There are all kinds of benefits to conducting regular salary surveys. As well as remaining competitive in the market, as a destination for the best candidates and an appealing prospect compared to peer companies, ensuring your employees’ pay and benefits are up to the mark. This plays a big part when it comes to making your employees feel valued – which is good for everything from morale and productivity, as well as development and retention.
While many individuals prefer to keep their salaries private, and not at the forefront of major discussions, there are times where pay is pushed into the spotlight and people are far more sensitive to it. A good example being the recent discussion around the gender pay gap.
This is a commentary that has been around for a long time, and while each major epoch of the last 100+ years – Industrial Revolution, WWI & WWII, 1970s Equal Pay Act – has pushed and shifted boundaries, the disparity between male and female workers’ value has remained.
In the recent debate, no company is immune to the questions and challenges posed in pursuit of equal pay, regardless of its size or profile.

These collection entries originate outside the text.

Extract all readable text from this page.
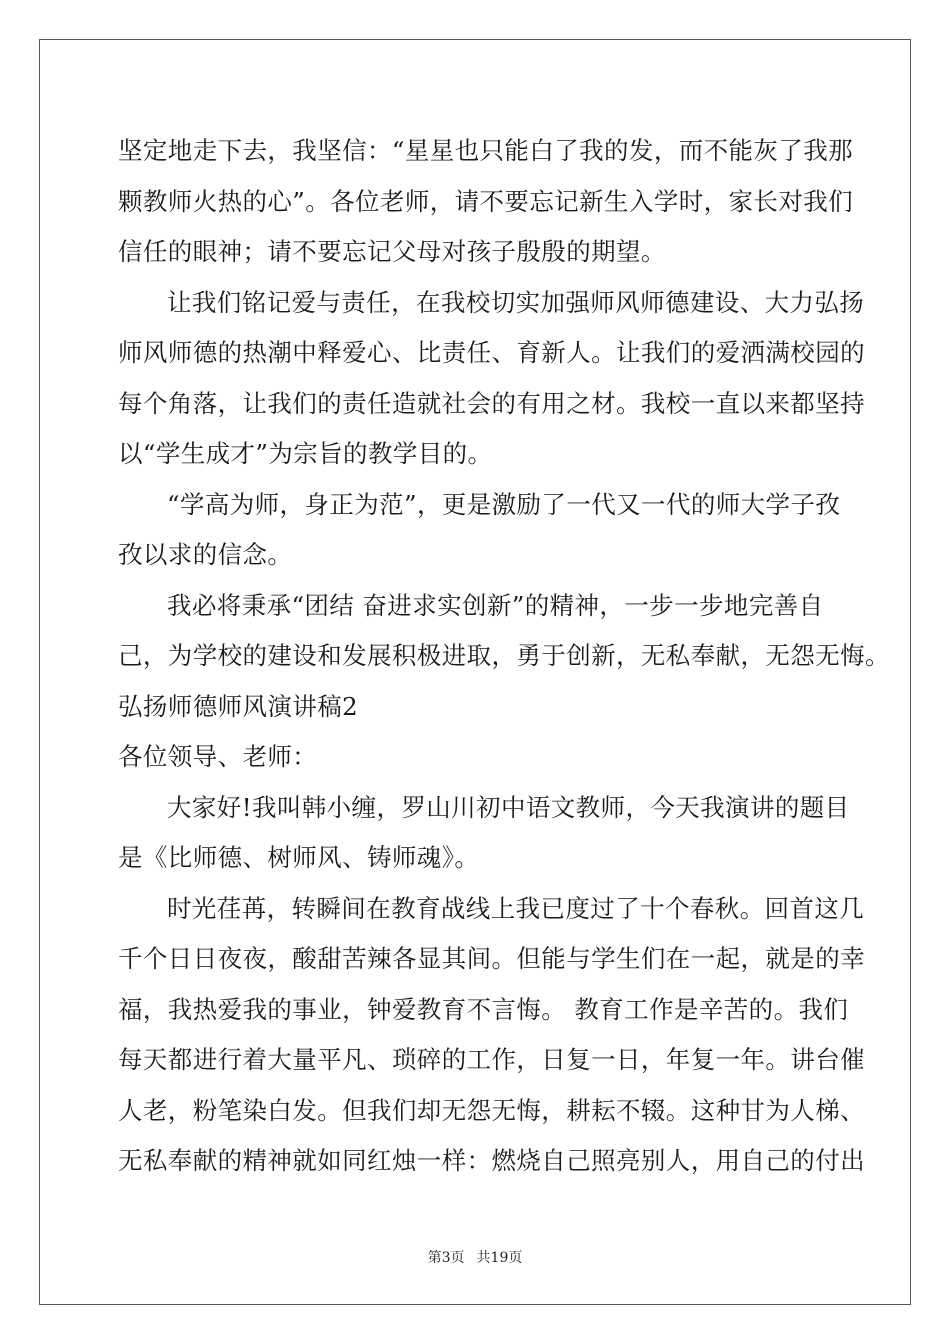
坚定地走下去，我坚信：“星星也只能白了我的发，而不能灰了我那
颗教师火热的心”。各位老师，请不要忘记新生入学时，家长对我们
信任的眼神；请不要忘记父母对孩子殷殷的期望。
让我们铭记爱与责任，在我校切实加强师风师德建设、大力弘扬
师风师德的热潮中释爱心、比责任、育新人。让我们的爱洒满校园的
每个角落，让我们的责任造就社会的有用之材。我校一直以来都坚持
以“学生成才”为宗旨的教学目的。
“学高为师，身正为范”，更是激励了一代又一代的师大学子孜
孜以求的信念。
我必将秉承“团结 奋进求实创新”的精神，一步一步地完善自
己，为学校的建设和发展积极进取，勇于创新，无私奉献，无怨无悔。
弘扬师德师风演讲稿2
各位领导、老师：
大家好!我叫韩小缠，罗山川初中语文教师，今天我演讲的题目
是《比师德、树师风、铸师魂》。
时光荏苒，转瞬间在教育战线上我已度过了十个春秋。回首这几
千个日日夜夜，酸甜苦辣各显其间。但能与学生们在一起，就是的幸
福，我热爱我的事业，钟爱教育不言悔。 教育工作是辛苦的。我们
每天都进行着大量平凡、琐碎的工作，日复一日，年复一年。讲台催
人老，粉笔染白发。但我们却无怨无悔，耕耘不辍。这种甘为人梯、
无私奉献的精神就如同红烛一样：燃烧自己照亮别人，用自己的付出
第3页 共19页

A great example being the BBC who, at the start of this year, went into great detail about their own gender pay gap which saw an average of 9.3 per cent difference between men and women’s salaries.
The BBC did their own self-analysis, which raised some issues but garnered respect, because actions were taken to close the gap with even some of their highest profile male employees taking pay cuts. The positive response to this approach is a clear example of why keeping your finger on the pulse is crucial.
When it comes to equal pay, be it gender-specific or otherwise, keeping your head in the sand is not an option. There are legal and regulatory measures in place, now more so than ever, to ensure all employees are treated and valued fairly – regardless of gender, age or background.